Justia U.S. 3rd Circuit Court of Appeals Opinion Summaries
Articles Posted in Constitutional Law
Barkes v. First Corr. Med. Inc.
Christopher was a troubled man with a long history of mental health and substance abuse problems. He committed suicide in 2004, while in custody at the Howard R. Young Correctional Institution (HRYCI) in Wilmington, Delaware, awaiting transportation to the Violation of Probation Center in Sussex County, Delaware. He had been arrested the previous day on an administrative warrant. Christopher was on probation for a domestic abuse conviction, and had been arrested for loitering while waiting to purchase drugs. His widow and children sued.
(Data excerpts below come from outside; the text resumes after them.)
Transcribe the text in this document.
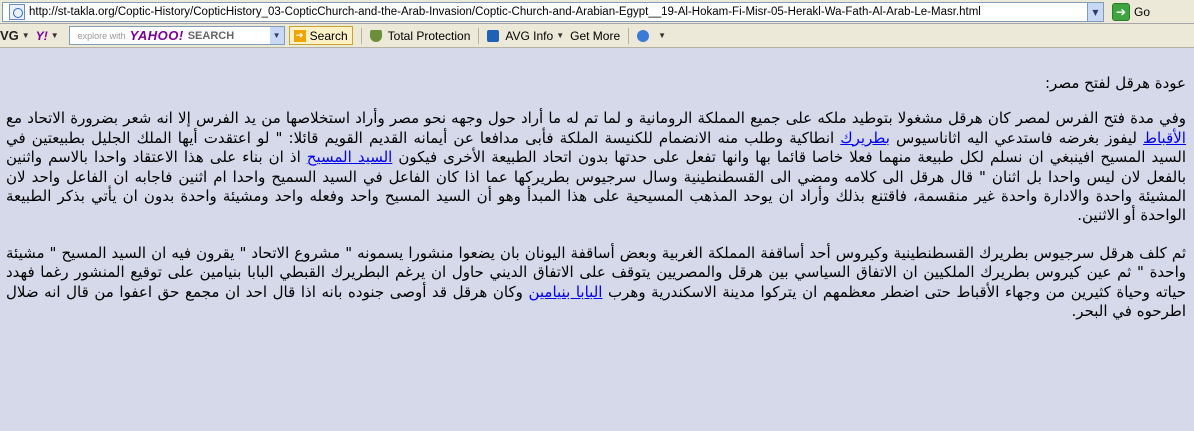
http://st-takla.org/Coptic-History/CopticHistory_03-CopticChurch-and-the-Arab-Invasion/Coptic-Church-and-Arabian-Egypt__19-Al-Hokam-Fi-Misr-05-Herakl-Wa-Fath-Al-Arab-Le-Masr.html	▼	➔ Go
VG ▼ Y! ▼ explore with YAHOO! SEARCH	▼	➔ Search	Total Protection	AVG Info ▼ Get More	▼
عودة هرقل لفتح مصر:
وفي مدة فتح الفرس لمصر كان هرقل مشغولا بتوطيد ملكه على جميع المملكة الرومانية و لما تم له ما أراد حول وجهه نحو مصر وأراد استخلاصها من يد الفرس إلا انه شعر بضرورة الاتحاد مع الأقباط ليفوز بغرضه فاستدعي اليه اثاناسيوس بطريرك انطاكية وطلب منه الانضمام للكنيسة الملكة فأبى مدافعا عن أيمانه القديم القويم قائلا: " لو اعتقدت أيها الملك الجليل بطبيعتين في السيد المسيح افينبغي ان نسلم لكل طبيعة منهما فعلا خاصا قائما بها وانها تفعل على حدتها بدون اتحاد الطبيعة الأخرى فيكون السيد المسيح اذ ان بناء على هذا الاعتقاد واحدا بالاسم واثنين بالفعل لان ليس واحدا بل اثنان " قال هرقل الى كلامه ومضي الى القسطنطينية وسال سرجيوس بطريركها عما اذا كان الفاعل في السيد السميح واحدا ام اثنين فاجابه ان الفاعل واحد لان المشيئة واحدة والادارة واحدة غير منقسمة، فاقتنع بذلك وأراد ان يوحد المذهب المسيحية على هذا المبدأ وهو أن السيد المسيح واحد وفعله واحد ومشيئة واحدة بدون ان يأتي بذكر الطبيعة الواحدة أو الاثنين.
ثم كلف هرقل سرجيوس بطريرك القسطنطينية وكيروس أحد أساقفة المملكة الغربية وبعض أساقفة اليونان بان يضعوا منشورا يسمونه " مشروع الاتحاد " يقرون فيه ان السيد المسيح " مشيئة واحدة " ثم عين كيروس بطريرك الملكيين ان الاتفاق السياسي بين هرقل والمصريين يتوقف على الاتفاق الديني حاول ان يرغم البطريرك القبطي البابا بنيامين على توقيع المنشور رغما فهدد حياته وحياة كثيرين من وجهاء الأقباط حتى اضطر معظمهم ان يتركوا مدينة الاسكندرية وهرب البابا بنيامين وكان هرقل قد أوصى جنوده بانه اذا قال احد ان مجمع حق اعفوا من قال انه ضلال اطرحوه في البحر.
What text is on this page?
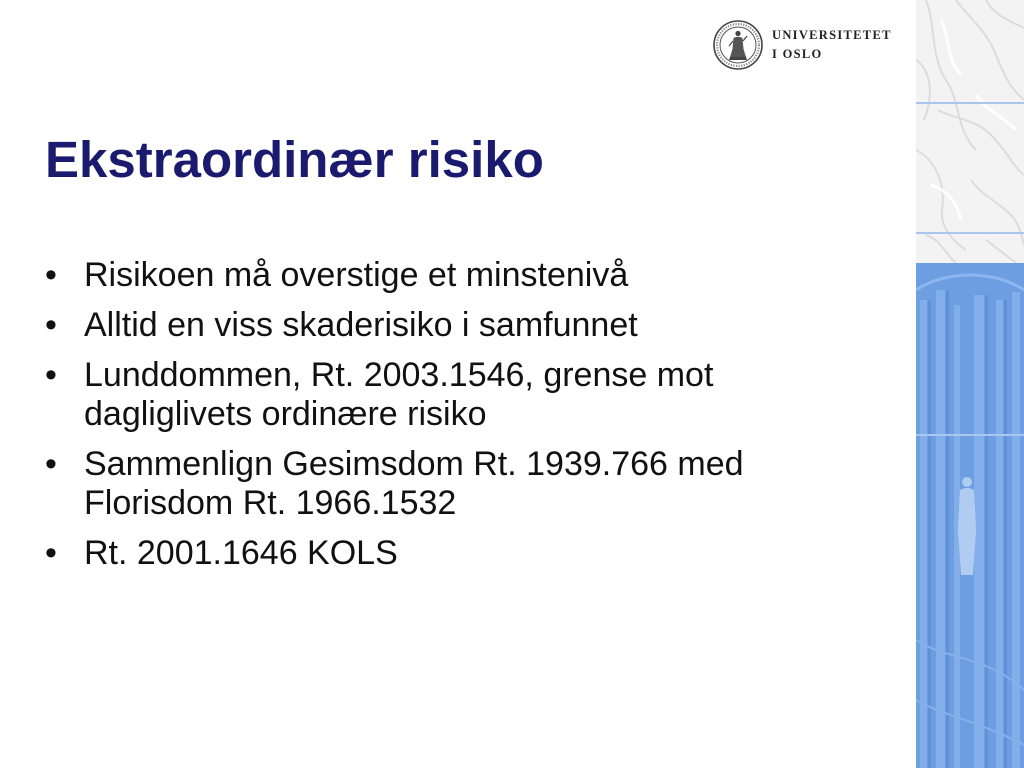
UNIVERSITETET
I OSLO
Ekstraordinær risiko
• Risikoen må overstige et minstenivå
• Alltid en viss skaderisiko i samfunnet
• Lunddommen, Rt. 2003.1546, grense mot dagliglivets ordinære risiko
• Sammenlign Gesimsdom Rt. 1939.766 med Florisdom Rt. 1966.1532
• Rt. 2001.1646 KOLS
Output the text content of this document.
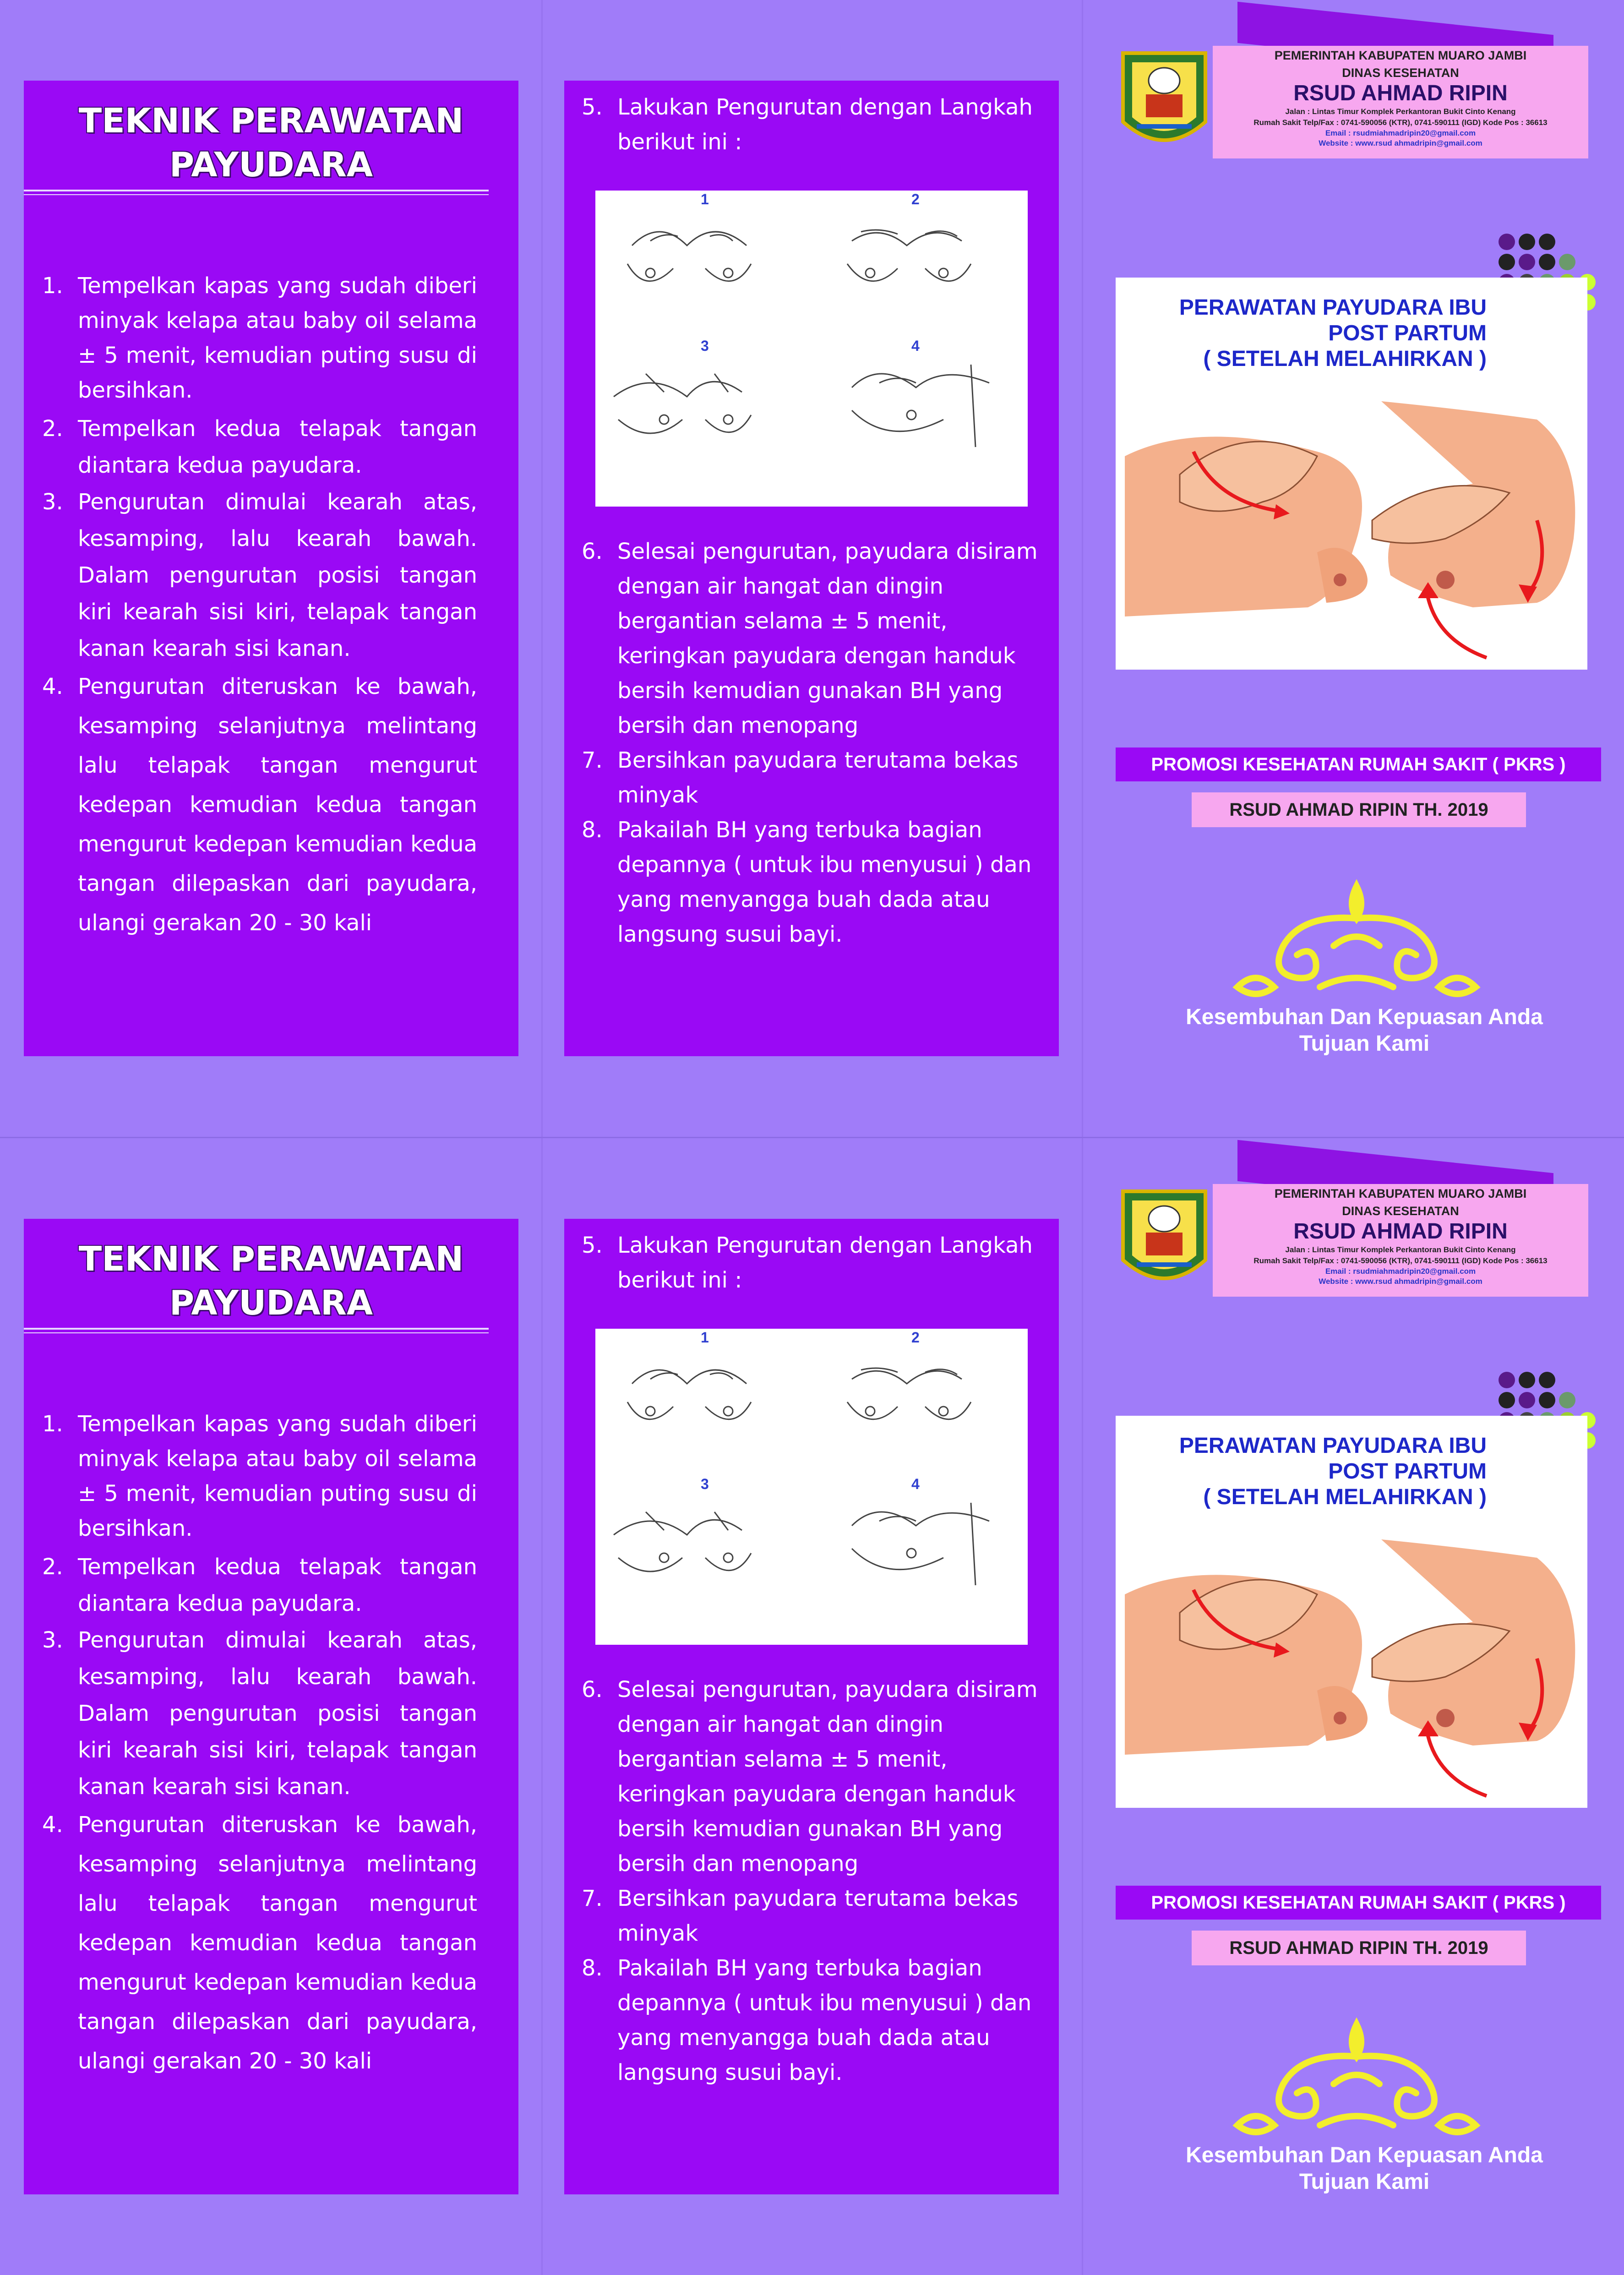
TEKNIK PERAWATAN
PAYUDARA
1. Tempelkan kapas yang sudah diberi minyak kelapa atau baby oil selama ± 5 menit, kemudian puting susu di bersihkan.
2. Tempelkan kedua telapak tangan diantara kedua payudara.
3. Pengurutan dimulai kearah atas, kesamping, lalu kearah bawah. Dalam pengurutan posisi tangan kiri kearah sisi kiri, telapak tangan kanan kearah sisi kanan.
4. Pengurutan diteruskan ke bawah, kesamping selanjutnya melintang lalu telapak tangan mengurut kedepan kemudian kedua tangan mengurut kedepan kemudian kedua tangan dilepaskan dari payudara, ulangi gerakan 20 - 30 kali
5. Lakukan Pengurutan dengan Langkah berikut ini :
1	2
3	4
6. Selesai pengurutan, payudara disiram dengan air hangat dan dingin bergantian selama ± 5 menit, keringkan payudara dengan handuk bersih kemudian gunakan BH yang bersih dan menopang
7. Bersihkan payudara terutama bekas minyak
8. Pakailah BH yang terbuka bagian depannya ( untuk ibu menyusui ) dan yang menyangga buah dada atau langsung susui bayi.
PEMERINTAH KABUPATEN MUARO JAMBI
DINAS KESEHATAN
RSUD AHMAD RIPIN
Jalan : Lintas Timur Komplek Perkantoran Bukit Cinto Kenang
Rumah Sakit Telp/Fax : 0741-590056 (KTR), 0741-590111 (IGD) Kode Pos : 36613
Email : rsudmiahmadripin20@gmail.com
Website : www.rsud ahmadripin@gmail.com
PERAWATAN PAYUDARA IBU
POST PARTUM
( SETELAH MELAHIRKAN )
PROMOSI KESEHATAN RUMAH SAKIT ( PKRS )
RSUD AHMAD RIPIN TH. 2019
Kesembuhan Dan Kepuasan Anda
Tujuan Kami
TEKNIK PERAWATAN
PAYUDARA
1. Tempelkan kapas yang sudah diberi minyak kelapa atau baby oil selama ± 5 menit, kemudian puting susu di bersihkan.
2. Tempelkan kedua telapak tangan diantara kedua payudara.
3. Pengurutan dimulai kearah atas, kesamping, lalu kearah bawah. Dalam pengurutan posisi tangan kiri kearah sisi kiri, telapak tangan kanan kearah sisi kanan.
4. Pengurutan diteruskan ke bawah, kesamping selanjutnya melintang lalu telapak tangan mengurut kedepan kemudian kedua tangan mengurut kedepan kemudian kedua tangan dilepaskan dari payudara, ulangi gerakan 20 - 30 kali
5. Lakukan Pengurutan dengan Langkah berikut ini :
1	2
3	4
6. Selesai pengurutan, payudara disiram dengan air hangat dan dingin bergantian selama ± 5 menit, keringkan payudara dengan handuk bersih kemudian gunakan BH yang bersih dan menopang
7. Bersihkan payudara terutama bekas minyak
8. Pakailah BH yang terbuka bagian depannya ( untuk ibu menyusui ) dan yang menyangga buah dada atau langsung susui bayi.
PEMERINTAH KABUPATEN MUARO JAMBI
DINAS KESEHATAN
RSUD AHMAD RIPIN
Jalan : Lintas Timur Komplek Perkantoran Bukit Cinto Kenang
Rumah Sakit Telp/Fax : 0741-590056 (KTR), 0741-590111 (IGD) Kode Pos : 36613
Email : rsudmiahmadripin20@gmail.com
Website : www.rsud ahmadripin@gmail.com
PERAWATAN PAYUDARA IBU
POST PARTUM
( SETELAH MELAHIRKAN )
PROMOSI KESEHATAN RUMAH SAKIT ( PKRS )
RSUD AHMAD RIPIN TH. 2019
Kesembuhan Dan Kepuasan Anda
Tujuan Kami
The Third Circuit affirmed the district court, holding that prison administrators are not entitled to qualified immunity from an Eighth Amendment claim that serious deficiencies in the provision of medical care by a private, third-party provider resulted in an inmate’s suicide. View "Barkes v. First Corr. Med. Inc." on Justia Law
United States v. Mallory
Mallory and Ismail, employed as emergency medical technicians, were visiting the Philadelphia home of Delaine, their mother. At about 2:30 a.m. they were standing with friends in front of a neighbor’s home. Officer Enders approached, shined a spotlight, and ordered them to disperse. Although they complied, Ismail cursed Enders, who detained Ismail for a few minutes before releasing him. Ismail walked back toward Delaine’s house, seeing police cruisers out front. Officers Hough and Lynch had received a dispatch that there was a group of men outside the address and that a black male wearing a brown leather jacket over a black hooded sweatshirt, had a gun. Delaine approached the second cruiser and asked whether they had arrested Ismail. As they were speaking, Hough noticed that Mallory, standing nearby, matched the description. As Mallory spoke with the officers, his jacket lifted to reveal a revolver in his waistband. Hough exclaimed “gun!” exited the vehicle and ordered Mallory to stop. Mallory ran into Delaine’s house, shutting the door. The officers gave chase; pushed aside Delaine’s daughter; and kicked the door open. They entered the dark house, weapons drawn; searched the house; pried open a locked bathroom door; found Mallory; arrested and handcuffed him. As the officers proceeded through the house with Mallory they recovered a revolver from under umbrellas behind the front door, which had swung open into the house. Charged with possession of a firearm by a convicted felon, Mallory successfully moved to suppress the gun. The Third Circuit affirmed, stating that it would not: “underplay the dangers that police officers may face when pursuing a suspect into an unfamiliar building. Nonetheless, once the officers had secured the premises and apprehended Mallory, the exigencies of the moment abated and the warrant requirement reattached.” View "United States v. Mallory" on Justia Law
United States v. Donahue
Donahue was convicted of fraud and related offenses and sentenced to 10 years in prison. The court directed Donahue to surrender by a given time place to serve this sentence, but he did not do so. The court issued a warrant for his arrest; U.S. marshals apprehended Donahue in New Mexico, while he was in his son’s Ford Mustang. The marshals took possession of the Mustang and, over the next five days, two federal agencies searched the vehicle several times and photographed and x-rayed it, without seeking or obtaining a warrant. An FBI agent found a firearm magazine clip under the driver’s seat and a semi- automatic pistol in a bag seized from the Mustang’s trunk. Donahue moved to suppress evidence found in the Mustang and in a hotel room in which he had registered under a false name. The district court granted the motion, finding that the government lacked probable cause. The government appealed with respect to evidence found in the Mustang. The Third Circuit reversed. Although it is clear that the government had the opportunity to seek a warrant before searching the Mustang, the automobile exception to the warrant requirement obviated its need to do so as there was probable cause; there were virtually no temporal, physical, or numerical limitations on the search’s scope.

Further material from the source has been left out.